Jackie Charles leaned against his handmade desk and picked a piece of dark fluff from his coral pink Pringle sweater. Then he looked up at Skinner and said, quietly and with the same assurance as before, ‘If that’s your principal theory, Bob, then you’d better get another. Because I had absolutely nothing to do with this man’s death.’

The DCC shook his head. ‘No, no, Jackie, we’re not letting you off the hook.’ He looked out of the window once more. ‘I’ll tell you something,’ he said, over his shoulder, ‘although you may have worked it out already.

‘I’ve got a reputation for being a bit volatile: short-fused, you know. But Andy here knows me better than anyone, and he’ll tell you that I’m the most patient man in the world. When it comes to crime, I think long-term. I see criminals as my mortal enemies, and in pursuing them I never get discouraged, and I never give up.’

He turned and he smiled: a hangman’s smile. He raised a hand, palm upward, fingers curling. ‘I have this guiding principle, you see. I believe that if I’m patient, and if I wait long enough, then one day, God will deliver the balls of my enemy into my strong right hand.

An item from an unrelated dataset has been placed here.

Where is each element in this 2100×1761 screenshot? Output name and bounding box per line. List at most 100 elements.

‘Be in no doubt: when that happens, I don’t even try to resist the temptation to squeeze as hard as I can!’ As he closed his powerful fist, tight, Jackie Charles, in spite of himself, winced.

He walked towards the door, Martin beside him. ‘Your turn’s coming, Jackie. It’s coming soon. And when it does, I’ll be using both hands.’

The two policemen hurried down the stairs and out of the house, to Skinner’s car which was parked at the head of the driveway.